3) If SLY1 is directly involved in PCVII ER export, one might expect that levels of SLY1 would be highest in those tissues or cells responsible for secreting PCVII. Is there any evidence in the literature (transcriptomics, proteomics) that SLY1 is particularly abundant in such tissues?

No, there is no evidence in the literature that SLY1 or TANGO1 levels are particularly higher in tissues that export PC VII.

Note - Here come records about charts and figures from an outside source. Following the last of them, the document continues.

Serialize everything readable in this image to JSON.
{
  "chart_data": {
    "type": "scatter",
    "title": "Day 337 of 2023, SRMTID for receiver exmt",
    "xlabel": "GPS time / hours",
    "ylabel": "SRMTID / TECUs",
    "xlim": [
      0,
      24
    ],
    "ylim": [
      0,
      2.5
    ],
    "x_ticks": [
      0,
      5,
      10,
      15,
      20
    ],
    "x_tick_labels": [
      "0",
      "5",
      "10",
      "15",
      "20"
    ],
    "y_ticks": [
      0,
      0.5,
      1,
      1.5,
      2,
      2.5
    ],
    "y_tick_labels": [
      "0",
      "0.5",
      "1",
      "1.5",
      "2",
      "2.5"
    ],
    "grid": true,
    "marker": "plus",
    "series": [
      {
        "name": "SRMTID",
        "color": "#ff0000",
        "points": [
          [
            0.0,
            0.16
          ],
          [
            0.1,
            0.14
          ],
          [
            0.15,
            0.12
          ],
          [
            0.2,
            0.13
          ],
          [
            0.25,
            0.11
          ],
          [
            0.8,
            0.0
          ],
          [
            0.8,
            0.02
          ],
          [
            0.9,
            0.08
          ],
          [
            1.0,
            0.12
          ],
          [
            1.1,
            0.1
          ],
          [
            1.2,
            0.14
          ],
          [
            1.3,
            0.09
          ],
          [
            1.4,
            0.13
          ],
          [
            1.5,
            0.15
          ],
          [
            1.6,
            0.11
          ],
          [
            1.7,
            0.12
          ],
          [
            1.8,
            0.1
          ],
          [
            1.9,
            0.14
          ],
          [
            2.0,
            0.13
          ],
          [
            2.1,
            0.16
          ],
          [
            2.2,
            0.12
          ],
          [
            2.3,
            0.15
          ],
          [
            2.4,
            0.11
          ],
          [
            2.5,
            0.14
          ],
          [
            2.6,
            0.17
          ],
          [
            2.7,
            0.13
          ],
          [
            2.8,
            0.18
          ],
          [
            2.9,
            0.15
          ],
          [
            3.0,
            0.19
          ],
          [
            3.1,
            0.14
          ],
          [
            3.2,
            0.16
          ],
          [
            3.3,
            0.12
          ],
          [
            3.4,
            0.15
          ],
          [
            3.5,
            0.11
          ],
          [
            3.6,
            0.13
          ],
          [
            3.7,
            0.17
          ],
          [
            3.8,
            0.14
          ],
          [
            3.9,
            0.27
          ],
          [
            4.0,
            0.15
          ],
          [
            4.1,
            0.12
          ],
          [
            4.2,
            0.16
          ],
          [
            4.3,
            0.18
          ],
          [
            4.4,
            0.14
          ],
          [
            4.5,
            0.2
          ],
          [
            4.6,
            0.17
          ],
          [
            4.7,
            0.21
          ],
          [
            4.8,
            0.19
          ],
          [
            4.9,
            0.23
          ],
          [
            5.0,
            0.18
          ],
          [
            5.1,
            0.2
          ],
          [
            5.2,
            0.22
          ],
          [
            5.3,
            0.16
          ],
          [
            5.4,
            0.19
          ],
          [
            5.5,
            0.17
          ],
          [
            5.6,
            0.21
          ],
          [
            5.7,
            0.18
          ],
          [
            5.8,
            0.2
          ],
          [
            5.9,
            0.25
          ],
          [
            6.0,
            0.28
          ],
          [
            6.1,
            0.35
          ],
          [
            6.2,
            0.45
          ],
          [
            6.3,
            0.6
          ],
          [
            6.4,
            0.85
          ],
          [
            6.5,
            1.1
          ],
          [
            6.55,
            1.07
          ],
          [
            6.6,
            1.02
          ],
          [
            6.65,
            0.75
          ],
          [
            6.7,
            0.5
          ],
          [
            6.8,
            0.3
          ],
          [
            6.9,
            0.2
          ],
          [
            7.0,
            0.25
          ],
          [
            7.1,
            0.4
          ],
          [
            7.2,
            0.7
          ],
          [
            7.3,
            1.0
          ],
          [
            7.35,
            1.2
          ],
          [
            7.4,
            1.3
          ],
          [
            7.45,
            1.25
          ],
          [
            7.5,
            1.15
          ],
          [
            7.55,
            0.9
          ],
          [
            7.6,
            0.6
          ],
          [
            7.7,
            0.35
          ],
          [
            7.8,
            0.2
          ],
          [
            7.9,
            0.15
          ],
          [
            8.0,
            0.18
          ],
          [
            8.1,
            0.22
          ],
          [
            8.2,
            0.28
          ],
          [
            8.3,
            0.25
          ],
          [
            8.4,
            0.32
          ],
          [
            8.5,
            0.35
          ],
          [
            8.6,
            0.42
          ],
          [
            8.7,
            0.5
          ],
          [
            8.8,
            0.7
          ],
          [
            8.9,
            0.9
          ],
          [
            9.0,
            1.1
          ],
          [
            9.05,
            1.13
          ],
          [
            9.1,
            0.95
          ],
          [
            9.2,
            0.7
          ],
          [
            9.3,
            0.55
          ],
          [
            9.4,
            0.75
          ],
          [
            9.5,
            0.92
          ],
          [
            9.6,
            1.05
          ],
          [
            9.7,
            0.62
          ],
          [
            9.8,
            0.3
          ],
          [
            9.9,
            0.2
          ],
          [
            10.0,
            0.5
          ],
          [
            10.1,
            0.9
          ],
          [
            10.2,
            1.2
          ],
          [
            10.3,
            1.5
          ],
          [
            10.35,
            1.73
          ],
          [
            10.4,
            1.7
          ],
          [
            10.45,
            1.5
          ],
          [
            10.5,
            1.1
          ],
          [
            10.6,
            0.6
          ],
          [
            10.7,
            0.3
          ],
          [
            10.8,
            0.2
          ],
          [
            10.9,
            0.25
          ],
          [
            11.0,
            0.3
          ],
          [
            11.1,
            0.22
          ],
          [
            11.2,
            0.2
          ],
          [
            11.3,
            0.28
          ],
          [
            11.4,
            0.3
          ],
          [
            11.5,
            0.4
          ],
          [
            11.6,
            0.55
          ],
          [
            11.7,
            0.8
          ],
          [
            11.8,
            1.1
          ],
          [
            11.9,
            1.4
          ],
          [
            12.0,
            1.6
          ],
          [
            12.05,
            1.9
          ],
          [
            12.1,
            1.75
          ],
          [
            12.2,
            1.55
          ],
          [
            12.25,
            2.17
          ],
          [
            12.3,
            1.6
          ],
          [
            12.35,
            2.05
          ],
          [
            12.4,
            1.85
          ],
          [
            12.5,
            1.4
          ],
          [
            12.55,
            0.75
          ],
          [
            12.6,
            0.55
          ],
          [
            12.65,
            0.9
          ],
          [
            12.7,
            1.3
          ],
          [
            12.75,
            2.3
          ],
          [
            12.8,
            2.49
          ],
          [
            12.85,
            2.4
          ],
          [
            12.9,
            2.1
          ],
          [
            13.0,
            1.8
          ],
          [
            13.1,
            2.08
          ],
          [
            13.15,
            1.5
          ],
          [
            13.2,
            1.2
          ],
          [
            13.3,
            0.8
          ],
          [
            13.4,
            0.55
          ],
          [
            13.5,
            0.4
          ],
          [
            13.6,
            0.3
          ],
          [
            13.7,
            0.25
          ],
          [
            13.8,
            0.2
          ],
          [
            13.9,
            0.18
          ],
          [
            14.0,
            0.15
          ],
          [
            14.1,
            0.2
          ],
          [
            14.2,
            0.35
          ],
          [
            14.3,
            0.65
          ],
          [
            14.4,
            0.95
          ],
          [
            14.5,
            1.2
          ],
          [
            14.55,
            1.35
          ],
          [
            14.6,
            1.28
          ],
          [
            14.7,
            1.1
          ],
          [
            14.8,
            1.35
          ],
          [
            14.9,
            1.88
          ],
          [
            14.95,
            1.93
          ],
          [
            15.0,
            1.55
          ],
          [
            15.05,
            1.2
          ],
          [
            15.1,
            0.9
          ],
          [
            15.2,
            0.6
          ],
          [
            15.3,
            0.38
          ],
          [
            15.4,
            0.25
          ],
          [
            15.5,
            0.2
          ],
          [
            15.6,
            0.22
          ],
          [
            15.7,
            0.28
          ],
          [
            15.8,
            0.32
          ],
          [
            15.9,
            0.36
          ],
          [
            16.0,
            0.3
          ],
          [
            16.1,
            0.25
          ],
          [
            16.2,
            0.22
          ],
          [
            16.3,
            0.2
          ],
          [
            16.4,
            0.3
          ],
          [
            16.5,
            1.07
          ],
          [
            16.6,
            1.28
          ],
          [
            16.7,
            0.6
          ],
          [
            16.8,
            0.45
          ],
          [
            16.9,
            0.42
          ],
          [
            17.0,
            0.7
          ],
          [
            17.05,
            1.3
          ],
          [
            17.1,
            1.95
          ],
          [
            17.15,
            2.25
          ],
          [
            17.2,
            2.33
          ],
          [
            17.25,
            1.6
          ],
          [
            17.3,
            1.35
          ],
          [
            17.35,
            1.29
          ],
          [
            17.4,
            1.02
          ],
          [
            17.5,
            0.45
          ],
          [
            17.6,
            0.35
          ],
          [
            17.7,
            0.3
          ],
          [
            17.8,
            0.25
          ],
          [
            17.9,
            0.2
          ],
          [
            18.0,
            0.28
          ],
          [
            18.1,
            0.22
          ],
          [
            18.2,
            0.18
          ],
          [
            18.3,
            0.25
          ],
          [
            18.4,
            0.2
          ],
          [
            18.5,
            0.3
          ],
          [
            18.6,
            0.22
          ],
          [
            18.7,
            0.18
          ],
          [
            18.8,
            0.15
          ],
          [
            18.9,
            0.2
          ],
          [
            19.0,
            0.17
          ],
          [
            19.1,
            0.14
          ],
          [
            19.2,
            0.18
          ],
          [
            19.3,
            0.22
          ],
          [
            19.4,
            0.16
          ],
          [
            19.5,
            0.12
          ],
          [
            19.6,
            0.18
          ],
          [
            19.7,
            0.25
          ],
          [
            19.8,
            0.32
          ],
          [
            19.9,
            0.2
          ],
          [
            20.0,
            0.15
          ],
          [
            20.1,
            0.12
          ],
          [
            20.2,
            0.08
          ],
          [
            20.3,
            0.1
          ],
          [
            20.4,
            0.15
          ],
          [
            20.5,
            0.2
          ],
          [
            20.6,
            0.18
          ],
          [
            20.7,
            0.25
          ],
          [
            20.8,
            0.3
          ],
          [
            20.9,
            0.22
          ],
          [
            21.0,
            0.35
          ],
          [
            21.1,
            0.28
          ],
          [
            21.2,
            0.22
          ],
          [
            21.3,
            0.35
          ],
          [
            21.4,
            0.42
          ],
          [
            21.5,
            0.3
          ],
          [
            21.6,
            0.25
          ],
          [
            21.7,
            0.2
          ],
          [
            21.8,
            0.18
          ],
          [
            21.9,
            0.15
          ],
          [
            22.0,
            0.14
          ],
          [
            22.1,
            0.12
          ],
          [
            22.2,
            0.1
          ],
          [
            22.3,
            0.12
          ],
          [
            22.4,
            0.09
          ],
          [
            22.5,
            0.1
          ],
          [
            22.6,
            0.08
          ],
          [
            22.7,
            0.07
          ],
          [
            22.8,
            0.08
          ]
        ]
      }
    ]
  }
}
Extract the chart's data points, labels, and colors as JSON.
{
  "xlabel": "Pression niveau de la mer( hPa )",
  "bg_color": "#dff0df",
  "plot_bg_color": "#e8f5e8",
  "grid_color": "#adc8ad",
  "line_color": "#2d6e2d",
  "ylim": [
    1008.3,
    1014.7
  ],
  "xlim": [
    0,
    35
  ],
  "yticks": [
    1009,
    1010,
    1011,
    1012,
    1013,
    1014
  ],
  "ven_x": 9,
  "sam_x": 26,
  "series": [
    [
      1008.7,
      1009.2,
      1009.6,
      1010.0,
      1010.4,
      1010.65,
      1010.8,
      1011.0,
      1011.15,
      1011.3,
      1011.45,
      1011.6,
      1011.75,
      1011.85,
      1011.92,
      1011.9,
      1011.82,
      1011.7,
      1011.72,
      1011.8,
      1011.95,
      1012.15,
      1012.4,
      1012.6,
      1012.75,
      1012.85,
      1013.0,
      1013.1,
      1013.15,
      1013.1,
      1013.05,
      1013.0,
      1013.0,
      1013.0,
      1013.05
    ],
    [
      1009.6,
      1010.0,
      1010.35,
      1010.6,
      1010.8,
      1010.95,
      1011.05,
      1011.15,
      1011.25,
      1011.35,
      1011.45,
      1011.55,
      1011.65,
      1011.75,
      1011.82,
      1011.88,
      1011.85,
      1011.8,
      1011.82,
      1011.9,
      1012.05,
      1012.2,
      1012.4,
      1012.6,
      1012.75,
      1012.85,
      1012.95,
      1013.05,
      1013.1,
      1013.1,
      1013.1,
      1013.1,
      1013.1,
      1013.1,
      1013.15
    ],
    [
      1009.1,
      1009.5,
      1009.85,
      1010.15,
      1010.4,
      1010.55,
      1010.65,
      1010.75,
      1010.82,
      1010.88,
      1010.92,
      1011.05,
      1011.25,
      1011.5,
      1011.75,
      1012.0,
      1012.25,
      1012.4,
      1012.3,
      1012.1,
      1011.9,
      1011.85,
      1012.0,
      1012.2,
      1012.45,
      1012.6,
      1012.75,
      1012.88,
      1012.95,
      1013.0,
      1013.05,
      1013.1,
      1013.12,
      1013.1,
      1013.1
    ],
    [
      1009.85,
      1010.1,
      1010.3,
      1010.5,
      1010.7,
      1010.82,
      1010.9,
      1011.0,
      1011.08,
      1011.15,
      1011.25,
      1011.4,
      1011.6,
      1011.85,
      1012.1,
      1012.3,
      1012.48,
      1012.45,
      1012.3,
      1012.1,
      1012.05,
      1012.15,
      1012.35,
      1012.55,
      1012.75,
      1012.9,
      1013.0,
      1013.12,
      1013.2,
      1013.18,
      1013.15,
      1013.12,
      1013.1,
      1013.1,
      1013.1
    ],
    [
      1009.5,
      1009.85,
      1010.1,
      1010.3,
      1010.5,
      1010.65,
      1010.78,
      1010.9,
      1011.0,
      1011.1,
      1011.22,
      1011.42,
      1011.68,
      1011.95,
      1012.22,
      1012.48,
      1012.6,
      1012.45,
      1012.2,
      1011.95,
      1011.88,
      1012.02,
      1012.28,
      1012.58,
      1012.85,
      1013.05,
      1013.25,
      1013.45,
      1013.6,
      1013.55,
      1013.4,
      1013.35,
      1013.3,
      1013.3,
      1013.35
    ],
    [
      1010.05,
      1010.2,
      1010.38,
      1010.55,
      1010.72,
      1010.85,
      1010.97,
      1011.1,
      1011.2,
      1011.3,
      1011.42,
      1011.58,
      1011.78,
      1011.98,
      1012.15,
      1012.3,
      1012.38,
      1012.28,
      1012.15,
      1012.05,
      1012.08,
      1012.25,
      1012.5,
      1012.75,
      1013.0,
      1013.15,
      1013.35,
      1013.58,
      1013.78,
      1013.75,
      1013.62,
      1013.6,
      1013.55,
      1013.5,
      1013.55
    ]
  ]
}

4) One reviewer took issue with the authors' claim that SLY1 and STX18 act at a “post-COPII assembly step”. The evidence for this claim is based on the fact that SEC31 still forms punctae on the same ER compartments where PCVII is accumulating in SLY1-knockdown cells (Figure 8). However, there is no reason to think that these SEC31 punctae represent stalled PCVII vesicle buds. These SEC31 punctae might be unaffected ERES through which other cargos are continuing to exit normally (because the authors show that other cargos are not affected by SLY1-knockdown). SLY1-knockdown may have no affect at all on the observed SEC31 punctae, and may have actually prevented the formation of PCVII-nucleated SEC31 punctae (which would remain unseen). If SLY1 acts downstream of COPII assembly, one would expect to see a proliferation of SEC31 punctae in the SLY1-knockdown cells, corresponding to stalled PCVII buds. Please modify the text accordingly.

We have changed the subheading to “SLY1 knockdown does not affect Sec13/Sec31 localization to the ER exit sites“. It is also important to note that we do not state that these are stalled PC VII buds. All we say is that SLY1 depletion does not affect the connection made by TANGO1 between PC VII and the COPII coats of the exit site. We have deleted our statement that SLY1 acts post COPII coat assembly from the discussion to alleviate the issue raised by the reviewer.